Related Practices

E-Commerce Law Week, Issue 454

May 5, 2007

Suit Targets Yahoo! For Actions in China, Using American Law from 1789

What would the Founding Fathers have thought about tech companies' alleged cooperation with Chinese censors? Thanks to a recent lawsuit invoking the 218-year-old Alien Tort Statute (ATS), the question is no longer academic.  Last month, with the help of a U.S. human rights group, Chinese political prisoner Wang Xiaoning, his wife, and additional yet-to-be-identified individuals filed suit against Yahoo! and its Chinese subsidiaries and business partner in a federal court in California.  Plaintiffs contend that, by allegedly voluntarily providing Chinese authorities with identifying information about plaintiffs and their communications, the defendants knowingly "aided and abetted" the Chinese government's detention, torture, and mistreatment of Xiaoning and others.  Plaintiffs allege that the defendants thereby contravened the Torture Victim Protection Act, the Electronic Communications Privacy Act, and California law.  They also claim that the defendants are liable for violations of international law under the ATS, which grants U.S. courts jurisdiction over "any civil action by an alien for a tort only, committed in violation of the law of nations or a treaty of the United States."  Companies that operate abroad should watch this case closely, since a broad application of the ATS or one of the other laws at issue could significantly increase their risk of liability for cooperating with foreign law enforcement or security agencies.

EU Data Retention Implementation Gradually Picks Up Steam, But Where Is It Heading?

EU member states are required to implement the EU Data Retention Directive ("Directive") by September 15, 2007, for certain communications services.  But as that deadline looms just over four months away, member state implementation activity has been very slow, presenting telecommunications and Internet service providers with the difficult problem of rapid compliance with as yet unknown obligations.  The only member state that has so far adopted implementing legislation appears to be Denmark.  Although implementation is beginning to pick up steam, with France and Germany recently introducing proposed legislation, there is a long way to go, and not very long to get there.  The best course of action for service providers appears to be to pay close attention to developments, and to make appropriate judgment calls on required actions as the implementation of the Directive evolves.
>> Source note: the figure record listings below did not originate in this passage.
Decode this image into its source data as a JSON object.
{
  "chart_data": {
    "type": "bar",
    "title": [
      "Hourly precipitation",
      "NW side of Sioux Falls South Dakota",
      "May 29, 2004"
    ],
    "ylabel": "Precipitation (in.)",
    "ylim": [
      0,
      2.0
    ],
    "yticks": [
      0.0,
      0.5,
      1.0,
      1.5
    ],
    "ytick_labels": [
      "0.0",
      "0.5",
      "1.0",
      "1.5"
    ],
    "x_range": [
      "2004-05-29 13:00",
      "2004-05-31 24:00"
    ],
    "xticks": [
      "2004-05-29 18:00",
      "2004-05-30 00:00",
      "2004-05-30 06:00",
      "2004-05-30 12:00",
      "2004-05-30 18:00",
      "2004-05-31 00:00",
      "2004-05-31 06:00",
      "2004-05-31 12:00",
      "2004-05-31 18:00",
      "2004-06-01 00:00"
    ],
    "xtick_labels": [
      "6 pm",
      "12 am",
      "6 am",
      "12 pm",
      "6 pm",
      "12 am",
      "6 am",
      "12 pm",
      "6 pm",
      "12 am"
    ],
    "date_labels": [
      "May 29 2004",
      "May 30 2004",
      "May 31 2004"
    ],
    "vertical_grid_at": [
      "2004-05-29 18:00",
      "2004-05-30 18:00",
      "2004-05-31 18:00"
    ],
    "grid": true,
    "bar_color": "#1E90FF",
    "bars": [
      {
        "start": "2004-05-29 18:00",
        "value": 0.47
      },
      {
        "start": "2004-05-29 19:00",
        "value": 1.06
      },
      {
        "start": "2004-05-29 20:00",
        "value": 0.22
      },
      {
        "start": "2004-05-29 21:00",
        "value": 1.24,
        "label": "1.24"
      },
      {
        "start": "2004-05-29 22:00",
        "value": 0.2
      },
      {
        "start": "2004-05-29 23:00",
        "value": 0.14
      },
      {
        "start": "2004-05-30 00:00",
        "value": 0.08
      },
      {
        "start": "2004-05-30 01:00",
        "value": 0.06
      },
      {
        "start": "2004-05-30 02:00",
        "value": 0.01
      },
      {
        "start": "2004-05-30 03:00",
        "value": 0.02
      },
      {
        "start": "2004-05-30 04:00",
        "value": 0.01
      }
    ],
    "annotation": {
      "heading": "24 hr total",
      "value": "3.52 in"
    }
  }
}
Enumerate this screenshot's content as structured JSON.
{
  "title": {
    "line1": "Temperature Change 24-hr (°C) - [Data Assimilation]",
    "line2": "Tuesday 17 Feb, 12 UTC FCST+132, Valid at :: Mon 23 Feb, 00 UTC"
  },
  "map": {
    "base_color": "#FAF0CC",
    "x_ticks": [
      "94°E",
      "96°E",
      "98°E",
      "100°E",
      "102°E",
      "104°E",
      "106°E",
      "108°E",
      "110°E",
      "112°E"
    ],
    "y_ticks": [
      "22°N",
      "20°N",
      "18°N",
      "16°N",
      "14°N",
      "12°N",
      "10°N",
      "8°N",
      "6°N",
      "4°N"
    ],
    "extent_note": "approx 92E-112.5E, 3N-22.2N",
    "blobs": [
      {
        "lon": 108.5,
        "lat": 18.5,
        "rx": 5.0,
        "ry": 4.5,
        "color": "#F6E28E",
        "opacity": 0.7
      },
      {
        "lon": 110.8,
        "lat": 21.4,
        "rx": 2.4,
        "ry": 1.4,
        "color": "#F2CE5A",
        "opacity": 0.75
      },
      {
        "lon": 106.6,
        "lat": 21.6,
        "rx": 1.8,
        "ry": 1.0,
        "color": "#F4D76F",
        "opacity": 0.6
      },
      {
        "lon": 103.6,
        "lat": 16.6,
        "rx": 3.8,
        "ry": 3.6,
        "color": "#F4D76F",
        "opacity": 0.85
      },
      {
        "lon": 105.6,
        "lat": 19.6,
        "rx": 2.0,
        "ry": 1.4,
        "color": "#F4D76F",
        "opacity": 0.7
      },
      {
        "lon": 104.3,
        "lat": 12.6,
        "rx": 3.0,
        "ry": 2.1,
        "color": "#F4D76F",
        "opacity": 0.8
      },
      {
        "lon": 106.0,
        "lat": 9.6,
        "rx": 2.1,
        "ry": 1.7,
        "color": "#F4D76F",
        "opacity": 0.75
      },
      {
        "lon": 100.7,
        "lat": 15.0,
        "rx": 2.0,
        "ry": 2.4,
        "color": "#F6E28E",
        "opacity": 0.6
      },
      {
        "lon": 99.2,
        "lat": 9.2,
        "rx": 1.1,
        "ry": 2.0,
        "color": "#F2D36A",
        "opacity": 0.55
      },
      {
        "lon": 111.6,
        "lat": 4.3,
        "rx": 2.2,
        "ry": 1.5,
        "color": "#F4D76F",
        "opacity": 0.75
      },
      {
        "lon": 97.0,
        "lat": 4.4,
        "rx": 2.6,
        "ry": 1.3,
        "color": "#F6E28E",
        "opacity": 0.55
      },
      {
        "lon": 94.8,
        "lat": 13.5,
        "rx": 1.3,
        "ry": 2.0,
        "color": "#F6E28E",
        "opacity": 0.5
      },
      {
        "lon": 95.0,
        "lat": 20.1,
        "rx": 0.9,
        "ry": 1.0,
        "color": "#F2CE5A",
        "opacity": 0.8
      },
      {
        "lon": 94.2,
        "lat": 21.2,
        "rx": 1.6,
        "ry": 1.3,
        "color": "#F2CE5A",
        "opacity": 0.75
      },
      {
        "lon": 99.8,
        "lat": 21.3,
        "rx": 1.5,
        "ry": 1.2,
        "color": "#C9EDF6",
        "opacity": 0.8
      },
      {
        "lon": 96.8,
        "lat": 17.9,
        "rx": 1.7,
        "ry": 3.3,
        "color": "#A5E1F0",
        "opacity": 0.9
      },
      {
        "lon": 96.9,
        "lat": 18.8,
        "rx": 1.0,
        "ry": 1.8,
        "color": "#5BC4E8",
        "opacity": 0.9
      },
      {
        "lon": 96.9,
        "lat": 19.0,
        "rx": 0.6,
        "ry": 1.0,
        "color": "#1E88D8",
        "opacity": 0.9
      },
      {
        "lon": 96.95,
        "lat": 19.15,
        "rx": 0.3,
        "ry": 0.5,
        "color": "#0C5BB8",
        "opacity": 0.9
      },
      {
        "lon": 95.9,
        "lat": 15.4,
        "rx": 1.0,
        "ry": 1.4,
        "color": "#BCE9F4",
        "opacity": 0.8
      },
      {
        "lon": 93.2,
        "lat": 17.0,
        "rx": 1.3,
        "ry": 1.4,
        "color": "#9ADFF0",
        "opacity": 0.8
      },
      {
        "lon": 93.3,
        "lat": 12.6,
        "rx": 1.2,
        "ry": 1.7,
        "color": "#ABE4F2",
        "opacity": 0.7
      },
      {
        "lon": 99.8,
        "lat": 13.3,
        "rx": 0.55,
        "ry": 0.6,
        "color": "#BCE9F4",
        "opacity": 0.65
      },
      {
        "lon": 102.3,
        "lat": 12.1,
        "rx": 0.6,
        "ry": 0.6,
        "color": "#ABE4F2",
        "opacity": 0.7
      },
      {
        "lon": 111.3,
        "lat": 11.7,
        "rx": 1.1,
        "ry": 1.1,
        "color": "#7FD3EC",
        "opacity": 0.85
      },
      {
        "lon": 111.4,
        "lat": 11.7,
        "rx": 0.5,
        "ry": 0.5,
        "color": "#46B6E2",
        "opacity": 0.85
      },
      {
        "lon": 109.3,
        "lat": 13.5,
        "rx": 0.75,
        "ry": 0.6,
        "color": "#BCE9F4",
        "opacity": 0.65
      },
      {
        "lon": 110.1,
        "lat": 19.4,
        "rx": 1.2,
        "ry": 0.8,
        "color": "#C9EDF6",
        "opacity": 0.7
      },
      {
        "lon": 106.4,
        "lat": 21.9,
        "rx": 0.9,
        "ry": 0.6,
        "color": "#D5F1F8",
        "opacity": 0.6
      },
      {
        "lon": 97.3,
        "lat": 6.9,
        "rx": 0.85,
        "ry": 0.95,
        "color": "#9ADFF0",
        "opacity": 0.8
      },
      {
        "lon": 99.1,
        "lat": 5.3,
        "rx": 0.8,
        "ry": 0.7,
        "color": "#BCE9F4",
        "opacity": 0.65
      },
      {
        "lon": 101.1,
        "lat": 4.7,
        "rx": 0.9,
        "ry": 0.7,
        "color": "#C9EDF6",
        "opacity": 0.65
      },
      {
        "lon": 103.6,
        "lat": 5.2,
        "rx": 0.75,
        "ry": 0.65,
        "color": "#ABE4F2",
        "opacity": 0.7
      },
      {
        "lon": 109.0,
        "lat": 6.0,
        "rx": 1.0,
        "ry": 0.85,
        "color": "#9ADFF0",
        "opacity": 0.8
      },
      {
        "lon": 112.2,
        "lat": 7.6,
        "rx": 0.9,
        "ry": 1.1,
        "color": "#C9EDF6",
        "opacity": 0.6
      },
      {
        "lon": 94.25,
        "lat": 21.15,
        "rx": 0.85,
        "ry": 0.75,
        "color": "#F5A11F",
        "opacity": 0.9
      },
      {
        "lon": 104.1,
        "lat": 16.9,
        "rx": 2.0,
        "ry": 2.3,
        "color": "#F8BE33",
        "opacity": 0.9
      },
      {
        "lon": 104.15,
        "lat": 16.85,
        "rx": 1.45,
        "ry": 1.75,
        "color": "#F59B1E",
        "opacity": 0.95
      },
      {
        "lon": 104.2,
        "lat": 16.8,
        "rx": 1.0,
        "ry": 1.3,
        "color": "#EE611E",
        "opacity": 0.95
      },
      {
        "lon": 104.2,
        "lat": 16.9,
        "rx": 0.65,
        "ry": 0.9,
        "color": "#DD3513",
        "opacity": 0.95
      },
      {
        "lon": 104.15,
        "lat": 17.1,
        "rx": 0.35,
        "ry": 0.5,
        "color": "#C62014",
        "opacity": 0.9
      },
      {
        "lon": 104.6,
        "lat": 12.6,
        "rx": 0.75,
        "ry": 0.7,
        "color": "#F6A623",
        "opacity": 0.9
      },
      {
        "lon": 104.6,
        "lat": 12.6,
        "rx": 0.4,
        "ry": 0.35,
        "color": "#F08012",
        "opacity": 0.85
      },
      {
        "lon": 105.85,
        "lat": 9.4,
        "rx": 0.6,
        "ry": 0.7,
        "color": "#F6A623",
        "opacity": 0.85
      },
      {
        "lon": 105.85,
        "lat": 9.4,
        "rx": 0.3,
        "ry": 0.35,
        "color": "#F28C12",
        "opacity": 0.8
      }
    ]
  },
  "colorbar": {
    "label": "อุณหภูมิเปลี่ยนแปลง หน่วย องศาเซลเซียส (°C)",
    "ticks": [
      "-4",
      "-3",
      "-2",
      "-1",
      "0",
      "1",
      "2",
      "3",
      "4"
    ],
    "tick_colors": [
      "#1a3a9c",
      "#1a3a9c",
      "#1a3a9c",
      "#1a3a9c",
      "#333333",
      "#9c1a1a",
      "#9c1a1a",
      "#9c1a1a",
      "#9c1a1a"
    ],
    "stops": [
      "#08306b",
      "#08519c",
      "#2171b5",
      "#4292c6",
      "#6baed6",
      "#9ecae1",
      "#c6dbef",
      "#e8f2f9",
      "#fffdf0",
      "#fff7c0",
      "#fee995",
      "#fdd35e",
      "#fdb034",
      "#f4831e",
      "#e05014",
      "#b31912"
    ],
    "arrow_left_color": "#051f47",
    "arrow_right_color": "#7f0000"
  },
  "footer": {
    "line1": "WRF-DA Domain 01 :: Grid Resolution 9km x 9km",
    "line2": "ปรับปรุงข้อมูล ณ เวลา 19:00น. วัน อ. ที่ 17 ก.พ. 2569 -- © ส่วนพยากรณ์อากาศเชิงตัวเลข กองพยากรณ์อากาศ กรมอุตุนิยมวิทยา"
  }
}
France Slaps Tyco on the Wrist for Data Protection Deception

Multinational countries spend an increasing amount of time worrying about data protection compliance, and this is indeed an important issue.  However, enforcement reality does not necessarily match the level of compliance concern.  This is well-illustrated by a recent enforcement action against Tyco Healthcare France ("Tyco") by French data protection authority the Commission Nationale de l'Informatique et des Libertés ("CNIL").  The CNIL's enforcement action followed a troubling tale of missteps by Tyco which culminated in an enforcement decision in December 2006, but which was only announced in mid-April this year.  Although Tyco made some arguments defending its conduct, the CNIL concluded that "Tyco Healthcare France has clearly not understood the gravity of the failures of which it is accused concerning its lack of cooperation and transparency."  As a result, the CNIL decided to fine Tyco … sit down and hold onto your chair … the princely sum of €30,000.  This has to be regarded as a slap on the wrist in the global scheme of regulatory enforcement.  And it is reportedly only the second fine that the CNIL has ever issued for breach of French data protection laws.